One such example of unjust sentencing is Kemba Smith. Smith was a first offender who never used, sold or handled drugs and was connected with a crack cocaine ring only through actions done at the behest of her abusive boyfriend. Nonetheless Smith received a 24-year federal sentence, and she won release from prison after six years only because of intense media coverage and a grant of clemency from President Bill Clinton. Most defendants like Smith are not so lucky.

Unfortunately, rather than reducing unfair racial disparities in federal sentencing, the evidence shows that the guidelines made the problem worse. Just before Thanksgiving, the Sentencing Commission released a report assessing whether the federal sentencing system has achieved the goals of the 1984 reforms. It confirmed what many observers have long known: In the past 20 years, the federal prison population has gotten significantly darker.

The report also shows that while the average federal prison sentence for black offenders was about five months longer than for whites in 1984, by 2001, the average sentence for blacks was almost 30 months longer. According to the report, at least some of the disparity is because of controversial mandatory minimum drug sentences and guidelines that require powder cocaine defendants (a racially varied group) to traffic 100 times more cocaine before they receive the same sentence as crack cocaine defendants (who are predominantly black).

The report should serve as a catalyst for major discussion about the racial impact of federal sentencing policy, though, to date, it has received scant attention. Of course, data showing vast racial disparities do not necessarily prove that the federal sentencing system discriminates.

But a critical goal of the federal sentencing guidelines was to eliminate unfair racial disparities in sentencing, and the Sentencing Commission has now concluded that "the sentencing guidelines and mandatory minimum statutes have a greater adverse impact on black offenders than did the factors taken into account by judges in the discretionary system in place immediately prior to guidelines implementation."

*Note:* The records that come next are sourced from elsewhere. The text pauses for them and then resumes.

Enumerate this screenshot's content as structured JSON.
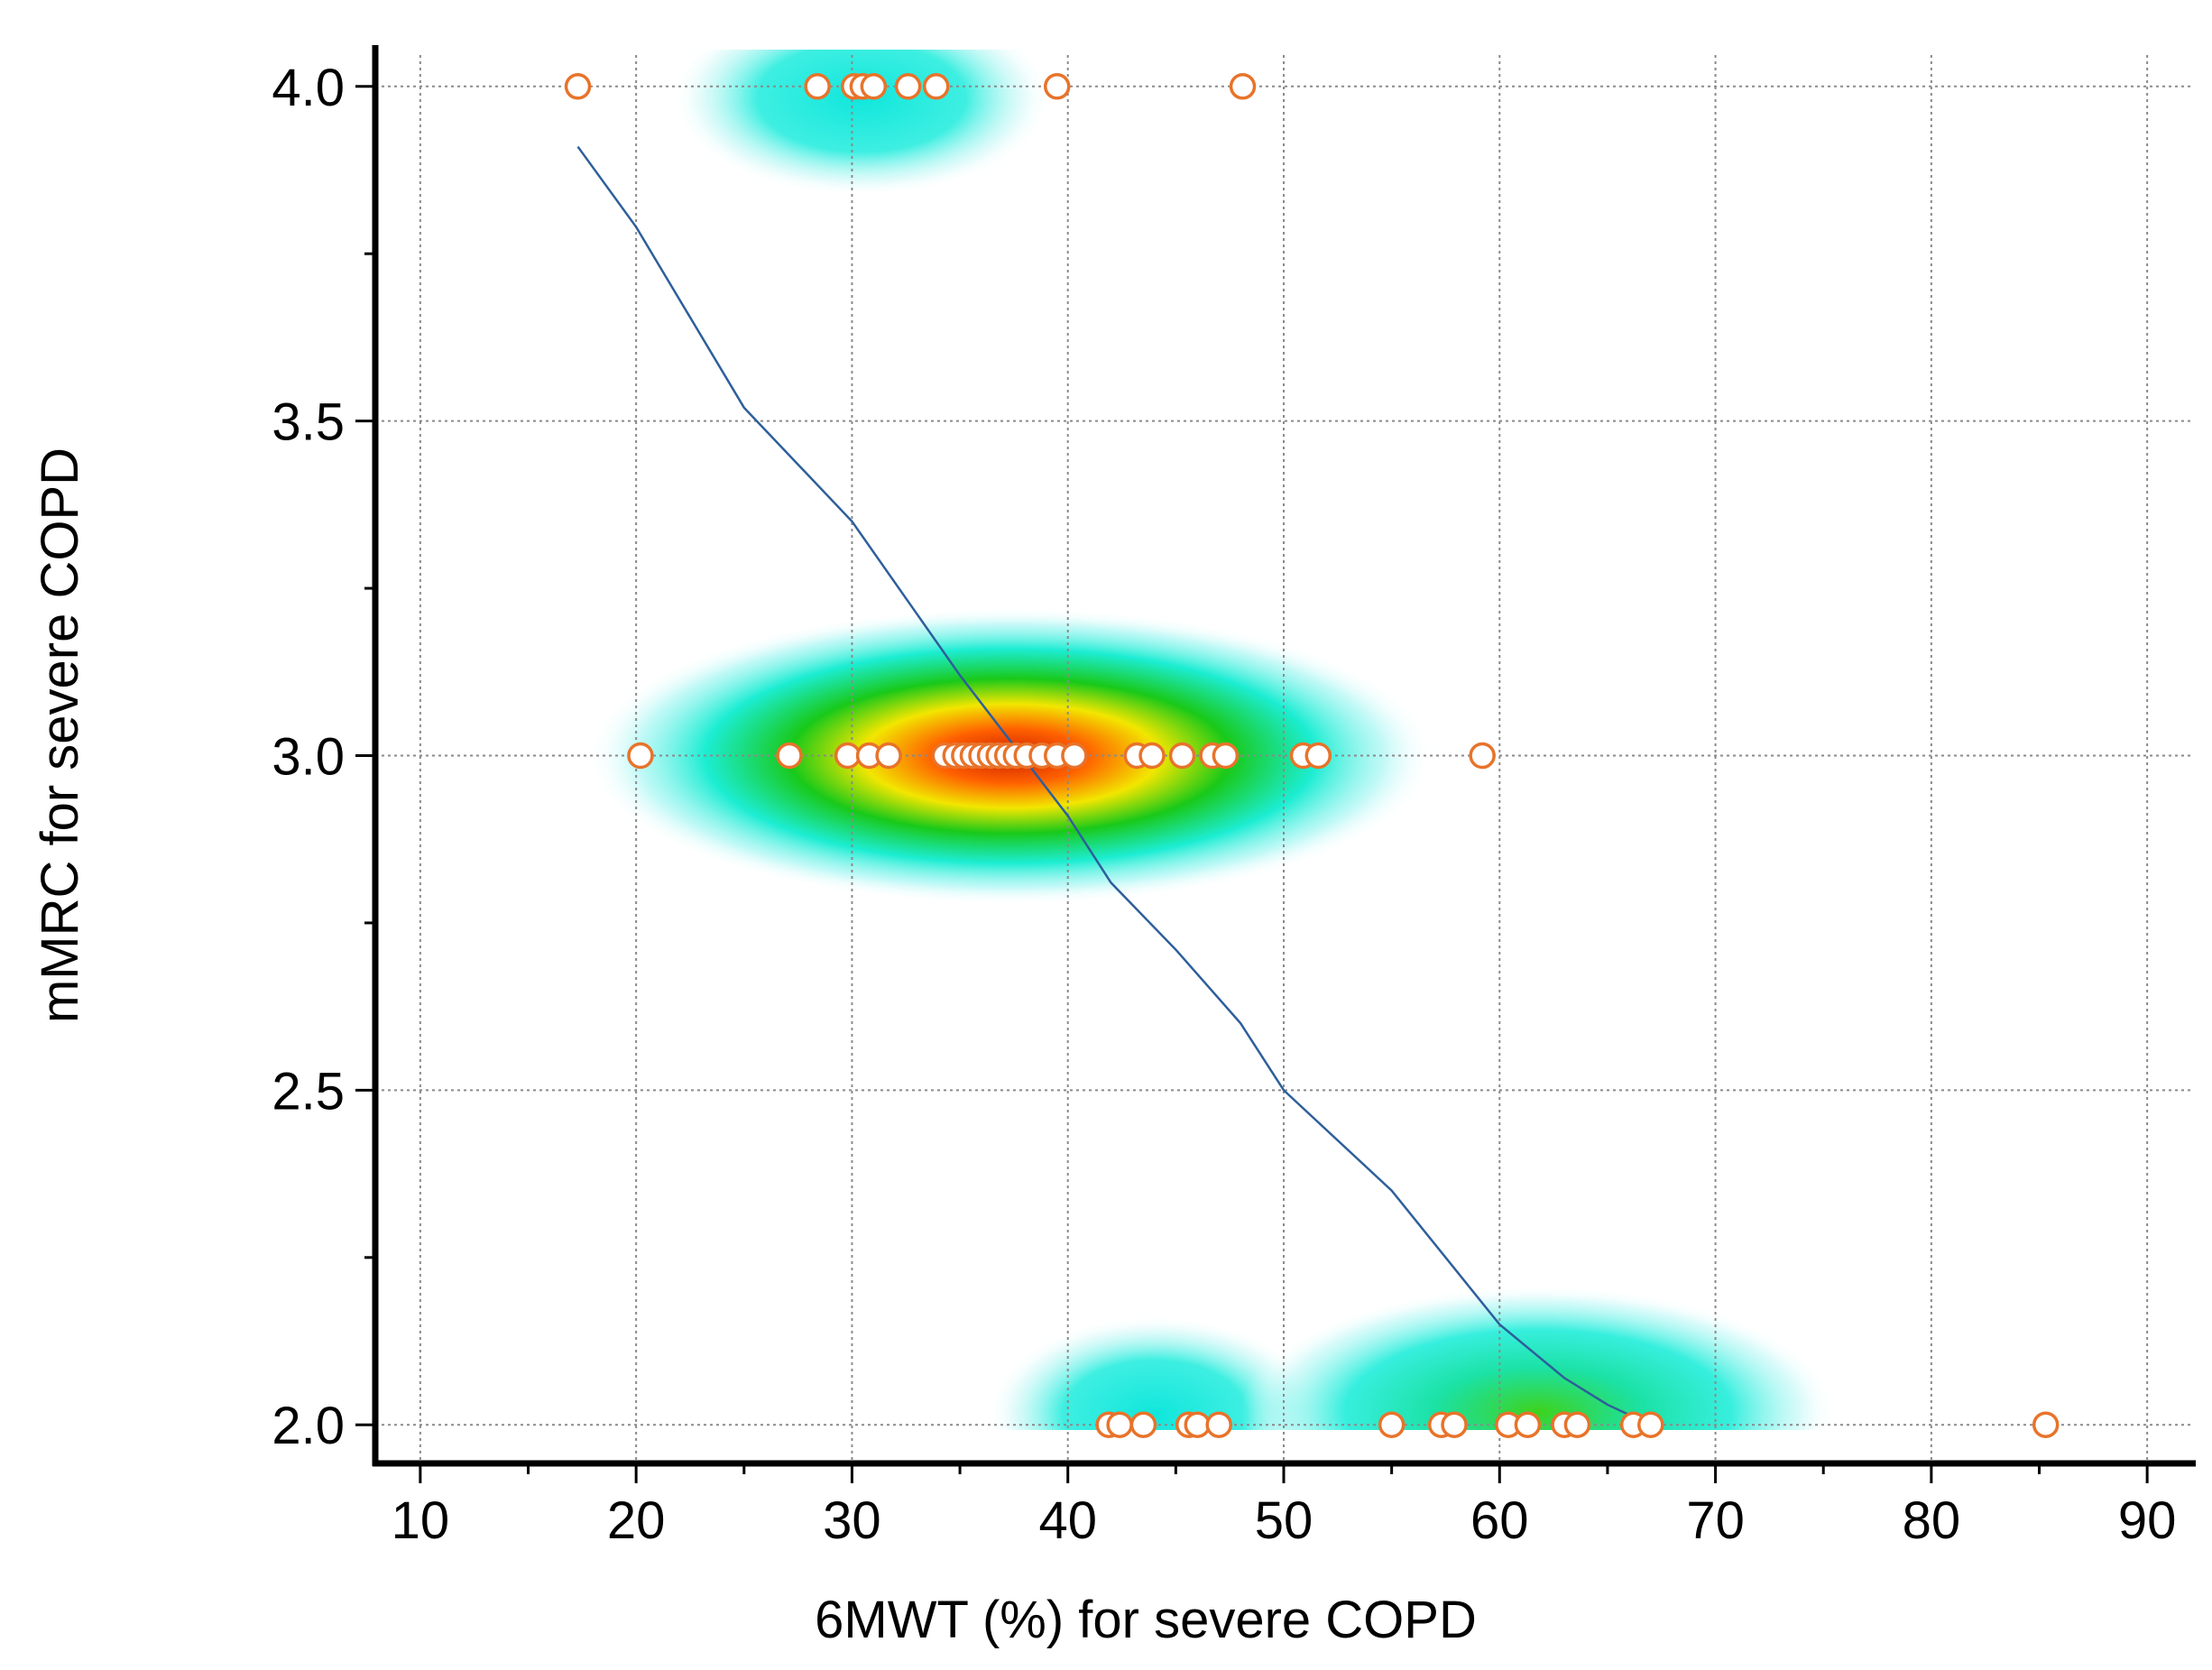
{
  "chart_data": {
    "type": "scatter",
    "title": "",
    "xlabel": "6MWT (%) for severe COPD",
    "ylabel": "mMRC for severe COPD",
    "xlim": [
      8,
      92
    ],
    "ylim": [
      1.945,
      4.055
    ],
    "xticks": [
      10,
      20,
      30,
      40,
      50,
      60,
      70,
      80,
      90
    ],
    "xtick_labels": [
      "10",
      "20",
      "30",
      "40",
      "50",
      "60",
      "70",
      "80",
      "90"
    ],
    "yticks": [
      2.0,
      2.5,
      3.0,
      3.5,
      4.0
    ],
    "ytick_labels": [
      "2.0",
      "2.5",
      "3.0",
      "3.5",
      "4.0"
    ],
    "grid": true,
    "colors": {
      "point_edge": "#e8732a",
      "point_fill": "#ffffff",
      "fit_line": "#2e5f9a",
      "grid": "#8a8a8a",
      "axis": "#000000"
    },
    "series": [
      {
        "name": "observations",
        "type": "scatter",
        "points": [
          [
            17.3,
            4.0
          ],
          [
            28.4,
            4.0
          ],
          [
            30.1,
            4.0
          ],
          [
            30.5,
            4.0
          ],
          [
            31.0,
            4.0
          ],
          [
            32.6,
            4.0
          ],
          [
            33.9,
            4.0
          ],
          [
            39.5,
            4.0
          ],
          [
            48.1,
            4.0
          ],
          [
            20.2,
            3.0
          ],
          [
            27.1,
            3.0
          ],
          [
            29.8,
            3.0
          ],
          [
            30.8,
            3.0
          ],
          [
            31.7,
            3.0
          ],
          [
            34.3,
            3.0
          ],
          [
            34.8,
            3.0
          ],
          [
            35.2,
            3.0
          ],
          [
            35.6,
            3.0
          ],
          [
            36.0,
            3.0
          ],
          [
            36.4,
            3.0
          ],
          [
            36.8,
            3.0
          ],
          [
            37.2,
            3.0
          ],
          [
            37.6,
            3.0
          ],
          [
            38.1,
            3.0
          ],
          [
            38.8,
            3.0
          ],
          [
            39.5,
            3.0
          ],
          [
            40.3,
            3.0
          ],
          [
            43.2,
            3.0
          ],
          [
            43.9,
            3.0
          ],
          [
            45.3,
            3.0
          ],
          [
            46.7,
            3.0
          ],
          [
            47.3,
            3.0
          ],
          [
            50.9,
            3.0
          ],
          [
            51.6,
            3.0
          ],
          [
            59.2,
            3.0
          ],
          [
            41.9,
            2.0
          ],
          [
            42.4,
            2.0
          ],
          [
            43.5,
            2.0
          ],
          [
            45.6,
            2.0
          ],
          [
            46.0,
            2.0
          ],
          [
            47.0,
            2.0
          ],
          [
            55.0,
            2.0
          ],
          [
            57.3,
            2.0
          ],
          [
            57.9,
            2.0
          ],
          [
            60.4,
            2.0
          ],
          [
            61.3,
            2.0
          ],
          [
            63.0,
            2.0
          ],
          [
            63.6,
            2.0
          ],
          [
            66.2,
            2.0
          ],
          [
            67.0,
            2.0
          ],
          [
            85.3,
            2.0
          ]
        ]
      },
      {
        "name": "smoothed fit",
        "type": "line",
        "points": [
          [
            17.3,
            3.91
          ],
          [
            20,
            3.79
          ],
          [
            25,
            3.52
          ],
          [
            30,
            3.35
          ],
          [
            35,
            3.12
          ],
          [
            40,
            2.91
          ],
          [
            42,
            2.81
          ],
          [
            45,
            2.71
          ],
          [
            48,
            2.6
          ],
          [
            50,
            2.5
          ],
          [
            55,
            2.35
          ],
          [
            60,
            2.15
          ],
          [
            63,
            2.07
          ],
          [
            65,
            2.03
          ],
          [
            67,
            2.0
          ]
        ]
      }
    ],
    "density_clusters": [
      {
        "x": 37,
        "y": 3.0,
        "intensity": "high"
      },
      {
        "x": 31,
        "y": 4.0,
        "intensity": "low"
      },
      {
        "x": 44,
        "y": 2.0,
        "intensity": "low"
      },
      {
        "x": 61,
        "y": 2.0,
        "intensity": "medium"
      }
    ]
  }
}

Racial disparity in incarceration has been a moral blight on America from the beginning days of our criminal justice system. That this disparity continues despite (and indeed because of) the guidelines highlights the need for serious thinking and action on the issue.

Regardless of whether the Supreme Court strikes them down in the Booker and FanFan cases, Congress should repeal the federal sentencing guidelines along with the mandatory minimum drug sentences. Then, Congress should allow the Sentencing Commission to draft new guidelines that treat the minority community fairly. The experiment with the federal sentencing guidelines has failed --- it's time to go back to the drawing board.
 
* Washington attorney Karl Racine contributed to this column.

U.S. Rep. John Lewis (left) is a Democrat representing Atlanta. Robert Wilkins is a Washington attorney.